So Figo hadn't been shitting him when he said Silva was some kind of prodigy. Jesus. "Yeah? You like it?"

Silva shrugged. "I like setting my own schedule and I like traveling. There are good jobs and bad jobs." He smiled again. "I'm sure this will be one of the good ones."

David looked around. Iniesta's desk was empty, so he hooked the chair over with one foot and straddled it, ignoring Valdés' protests from the desk opposite. "So are you from around here or what?"

"Oh, no, I'm from the Canaries," Silva said. "Gran Canaria, actually."

David's eyebrows rose. "How the fuck did you end up in England?"

Silva's hand came up to rub the back of his neck. "Um, a scholarship, actually. It was kind of too good to pass up."

There was only one place that could have been. "Cambridge," David said, and Silva looked a little embarrassed.

Well, that explained the prodigy thing. Normally David would be thinking something about how fancy schools meant fuck all when it came to real experience, but Silva had already shown that he knew a thing or two about that, too. He nodded at Silva's laptop. "You got a plan?"

"Oh, I'm just going to work out how I want to do this today. I've got time, I don't want to rush anything.

"Nice," David said. "Okay, well, I should probably go get some shit done, but I'm around if you need anything."

Silva smiled at him again, all sincerity. "Thank you," he said. "It's really nice to meet you."

For some reason David didn't know what to say to that. He found himself looking slightly off to Silva's side and saying kind of gruffly, "Yeah, you too."

He got up and, as an afterthought, deposited Iniesta's chair back where it belonged.

"Thank you so much for your thoughtfulness," Valdés said, like he was so clever, so David told him, "You're welcome," and returned to his own desk without looking back.

* * *

Everyone wanted to talk about the new guy.

Valdés wanted to hear about what kind of jobs he'd done before this. Mata wanted to know if it was true that Figo had picked him just to spite the new CEO. David caught Rodríguez and Krkić in the break room whispering over whether he was a secret corporate spy. That was irritating, so he told them to lay off and they looked at him like he'd just killed their puppy or something, Jesus. Morientes had to wander over with that big dumb harmless smile of his—the one didn't fool anyone anymore—and steer David away.

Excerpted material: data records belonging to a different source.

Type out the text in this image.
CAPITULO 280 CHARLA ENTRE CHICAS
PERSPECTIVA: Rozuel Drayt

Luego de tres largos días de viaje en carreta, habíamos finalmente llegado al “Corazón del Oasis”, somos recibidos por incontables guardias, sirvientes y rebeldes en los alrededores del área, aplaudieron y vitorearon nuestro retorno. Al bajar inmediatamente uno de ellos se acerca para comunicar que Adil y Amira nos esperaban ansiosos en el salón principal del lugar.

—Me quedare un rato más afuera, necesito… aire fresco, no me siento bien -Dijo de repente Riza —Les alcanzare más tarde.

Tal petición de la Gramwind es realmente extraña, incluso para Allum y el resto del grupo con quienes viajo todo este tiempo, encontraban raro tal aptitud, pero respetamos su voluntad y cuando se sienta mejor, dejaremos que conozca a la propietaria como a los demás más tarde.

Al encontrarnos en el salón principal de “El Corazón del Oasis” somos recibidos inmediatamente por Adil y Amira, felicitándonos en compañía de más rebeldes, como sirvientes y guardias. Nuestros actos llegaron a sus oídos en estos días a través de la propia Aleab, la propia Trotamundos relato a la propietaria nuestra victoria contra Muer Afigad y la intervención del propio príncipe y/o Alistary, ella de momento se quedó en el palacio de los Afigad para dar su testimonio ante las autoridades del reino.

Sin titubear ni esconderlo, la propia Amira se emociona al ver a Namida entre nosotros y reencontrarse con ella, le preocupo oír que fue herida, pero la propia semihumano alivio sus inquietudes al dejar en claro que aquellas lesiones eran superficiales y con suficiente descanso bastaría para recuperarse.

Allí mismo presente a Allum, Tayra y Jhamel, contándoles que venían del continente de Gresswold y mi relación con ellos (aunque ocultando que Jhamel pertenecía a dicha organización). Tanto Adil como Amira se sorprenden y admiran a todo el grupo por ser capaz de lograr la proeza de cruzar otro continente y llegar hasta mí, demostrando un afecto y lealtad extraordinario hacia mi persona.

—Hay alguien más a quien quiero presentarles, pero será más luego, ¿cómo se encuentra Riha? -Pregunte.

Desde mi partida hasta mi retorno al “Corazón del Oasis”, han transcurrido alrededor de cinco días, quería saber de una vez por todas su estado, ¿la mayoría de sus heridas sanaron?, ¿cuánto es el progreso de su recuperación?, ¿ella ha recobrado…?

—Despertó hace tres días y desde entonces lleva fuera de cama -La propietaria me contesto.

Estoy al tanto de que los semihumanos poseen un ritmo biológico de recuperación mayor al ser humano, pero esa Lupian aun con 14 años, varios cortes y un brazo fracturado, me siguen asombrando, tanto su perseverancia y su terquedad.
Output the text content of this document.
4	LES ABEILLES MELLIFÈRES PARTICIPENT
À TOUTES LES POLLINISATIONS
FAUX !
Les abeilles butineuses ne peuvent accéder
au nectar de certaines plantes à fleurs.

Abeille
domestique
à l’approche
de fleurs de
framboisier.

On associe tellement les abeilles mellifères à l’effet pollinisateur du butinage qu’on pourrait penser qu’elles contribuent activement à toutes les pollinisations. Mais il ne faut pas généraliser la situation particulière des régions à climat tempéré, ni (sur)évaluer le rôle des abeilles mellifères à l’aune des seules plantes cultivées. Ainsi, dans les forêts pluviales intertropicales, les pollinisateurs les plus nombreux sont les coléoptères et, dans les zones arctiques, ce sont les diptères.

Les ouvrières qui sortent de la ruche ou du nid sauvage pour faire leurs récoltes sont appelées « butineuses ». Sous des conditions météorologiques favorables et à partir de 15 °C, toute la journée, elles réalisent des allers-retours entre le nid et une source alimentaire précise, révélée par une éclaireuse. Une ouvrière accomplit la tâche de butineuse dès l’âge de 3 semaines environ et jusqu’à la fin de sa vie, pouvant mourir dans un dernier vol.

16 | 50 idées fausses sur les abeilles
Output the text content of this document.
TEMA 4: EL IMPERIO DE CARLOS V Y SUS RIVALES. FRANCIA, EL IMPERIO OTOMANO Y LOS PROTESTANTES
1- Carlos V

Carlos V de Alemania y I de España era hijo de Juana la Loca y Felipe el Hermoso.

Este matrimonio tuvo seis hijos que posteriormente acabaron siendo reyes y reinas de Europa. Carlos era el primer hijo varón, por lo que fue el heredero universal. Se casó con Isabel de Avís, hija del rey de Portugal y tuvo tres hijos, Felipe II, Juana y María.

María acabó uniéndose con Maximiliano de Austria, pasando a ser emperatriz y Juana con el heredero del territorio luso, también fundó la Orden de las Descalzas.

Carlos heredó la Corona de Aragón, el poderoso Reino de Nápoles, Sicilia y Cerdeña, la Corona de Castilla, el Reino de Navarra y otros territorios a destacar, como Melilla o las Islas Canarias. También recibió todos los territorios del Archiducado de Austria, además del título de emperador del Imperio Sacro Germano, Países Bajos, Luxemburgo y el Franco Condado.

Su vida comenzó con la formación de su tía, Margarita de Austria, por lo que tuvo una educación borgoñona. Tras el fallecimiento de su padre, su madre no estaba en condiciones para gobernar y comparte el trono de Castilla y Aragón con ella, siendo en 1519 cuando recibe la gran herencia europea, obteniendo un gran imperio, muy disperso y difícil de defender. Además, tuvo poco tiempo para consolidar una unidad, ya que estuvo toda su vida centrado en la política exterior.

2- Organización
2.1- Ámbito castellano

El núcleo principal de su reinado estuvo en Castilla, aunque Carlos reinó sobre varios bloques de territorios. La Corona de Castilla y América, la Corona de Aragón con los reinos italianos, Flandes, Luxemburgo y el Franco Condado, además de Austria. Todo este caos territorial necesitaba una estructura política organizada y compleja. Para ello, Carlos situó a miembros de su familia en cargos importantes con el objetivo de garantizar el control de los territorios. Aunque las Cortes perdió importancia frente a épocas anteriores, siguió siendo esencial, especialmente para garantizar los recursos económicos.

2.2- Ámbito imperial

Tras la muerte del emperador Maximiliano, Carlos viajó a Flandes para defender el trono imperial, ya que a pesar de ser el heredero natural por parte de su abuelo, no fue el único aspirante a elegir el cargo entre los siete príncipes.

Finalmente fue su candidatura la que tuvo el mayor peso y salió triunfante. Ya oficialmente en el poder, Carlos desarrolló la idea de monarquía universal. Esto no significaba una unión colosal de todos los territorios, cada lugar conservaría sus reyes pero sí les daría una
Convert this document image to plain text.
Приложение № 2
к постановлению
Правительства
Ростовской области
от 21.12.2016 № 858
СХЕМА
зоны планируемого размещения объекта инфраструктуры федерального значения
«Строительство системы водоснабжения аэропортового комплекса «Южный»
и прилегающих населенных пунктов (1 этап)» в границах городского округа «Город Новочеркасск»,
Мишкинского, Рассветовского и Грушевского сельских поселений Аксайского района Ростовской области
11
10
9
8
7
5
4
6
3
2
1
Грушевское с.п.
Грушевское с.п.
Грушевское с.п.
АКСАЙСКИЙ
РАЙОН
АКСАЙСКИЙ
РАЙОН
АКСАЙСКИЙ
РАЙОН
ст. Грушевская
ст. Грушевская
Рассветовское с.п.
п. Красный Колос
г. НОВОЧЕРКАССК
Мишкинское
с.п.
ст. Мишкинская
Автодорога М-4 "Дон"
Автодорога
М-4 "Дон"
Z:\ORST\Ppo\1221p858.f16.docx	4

When the day ended, David thought about asking Silva if he needed to know where to find anything in Barcelona. He knew what it was like to be new to the city, after all. But Silva vanished before David got a chance, so he must have been managing okay on his own.

For some reason, David didn't get a lot of sleep that night. Maybe it was trying to figure out what to do next with the network upgrade, because he kept going back to Silva sketching out those diagrams on Figo's whiteboard, beaming at David like it was the most obvious answer in the world. David tried to figure out which step to take from there, but he couldn't even concentrate on that and finally fell into a fitful sleep, Silva's diagrams hovering in front of his eyes.

When he came in the next morning, Silva was already there. He glanced up and gave David a little smile. David nodded back, like he usually did. Then it occurred to him that maybe that was too distant for someone new, so maybe he should... wave, or something, but Silva had already looked away. And now it would be awkward and he didn't do awkward, so he just went to his desk, feeling kind of off-kilter.

The morning dragged by. David was having a strangely hard time focusing on his stupid project, especially given that he'd made the big breakthrough now. Maybe that was it; maybe now that the challenge was solved, it was too boring to concentrate on. Before he really realized what he was doing, he was on his feet and heading over to Silva's desk.

Silva glanced up as he approached and a smile spread across his face. "Hi."

"Hey," David said. "How's it going so far?"

"Great," Silva said, "not that drawing up a bunch of spreadsheets is too much of a challenge." He laughed a little, but in a way that seemed to be saying David could laugh, too, not like he was mocking anyone. "Today I'm going to start actually talking to people."

"Uh-huh," David said. "Okay, well. Just checking in. Y'know. Make sure you got everything."

He had the vague feeling he was missing a couple words there, but Silva just smiled again, so it couldn't have been too incomprehensible. "It's really nice of you," he said. "Most of the time people don't really like someone else coming in and poking around their office."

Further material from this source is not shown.